Bernard de Montréal explique que la vie ne suit jamais les désirs personnels de l’ego. Elle se déroule selon une nécessité intérieure qui échappe à la volonté subjective. Tant que l’ego tente d’imposer ses attentes, il entre en conflit avec la réalité et vit la frustration. L’homme conscient apprend au contraire à lire ce que la vie lui demande, plutôt que de vouloir la plier à ses préférences.
Il aborde la difficulté de maintenir une énergie constante dans un monde traversé de pressions, d’influences et de sollicitations multiples. Sans résistance intérieure, l’ego devient un terrain d’expérimentation pour des forces qu’il ne maîtrise pas. Développer une résistance intelligente signifie refuser d’être utilisé comme cobaye énergétique, émotionnel ou mental par des dynamiques extérieures.
Bernard de Montréal souligne que la véritable liberté ne réside ni dans le confort ni dans la satisfaction des désirs, mais dans la conscience elle-même. L’ego, en quête de bonheur, se heurte constamment à cette réalité, car le bonheur est une compensation émotionnelle alors que la liberté est un état de lucidité. Plus l’ego cherche à être heureux, plus il s’éloigne de la liberté réelle.
Il affirme que l’homme conscient ne peut être pleinement heureux dans un corps matériel tant que l’âme n’est pas libre de ses mouvements. La souffrance profonde provient de cette limitation : l’âme est contrainte par des conditions biologiques et vibratoires qui ne correspondent pas à sa nature réelle. La liberté totale implique une maîtrise consciente des lois qui gouvernent la matière et les corps.
Bernard de Montréal aborde également les relations humaines, l’amour et la communication. Il précise que sans compréhension réelle et sans harmonie vibratoire, les relations deviennent des lieux de tension et de projection. L’amour sans discernement se transforme en attachement, et la communication sans clarté devient source de malentendus et de conflits.

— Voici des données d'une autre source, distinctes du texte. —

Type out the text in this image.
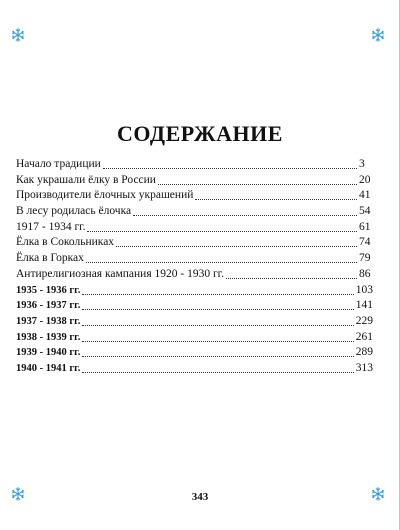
СОДЕРЖАНИЕ
Начало традиции	3
Как украшали ёлку в России	20
Производители ёлочных украшений	41
В лесу родилась ёлочка	54
1917 - 1934 гг.	61
Ёлка в Сокольниках	74
Ёлка в Горках	79
Антирелигиозная кампания 1920 - 1930 гг.	86
1935 - 1936 гг.	103
1936 - 1937 гг.	141
1937 - 1938 гг.	229
1938 - 1939 гг.	261
1939 - 1940 гг.	289
1940 - 1941 гг.	313
343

Il évoque enfin les défis liés aux processus de transformation profonde de la conscience et aux contacts avec des plans d’intelligence non humains. Ces interactions exigent une préparation rigoureuse, une stabilité intérieure et une absence totale de fascination. Sans ces conditions, l’ego s’expose à des déséquilibres qu’il ne peut gérer.
Bernard de Montréal rappelle que la liberté n’est pas un idéal à atteindre, mais un état à reconnaître. Lorsque la conscience devient la référence centrale, l’homme cesse de chercher à être heureux et commence à être libre, quelles que soient les conditions de la vie.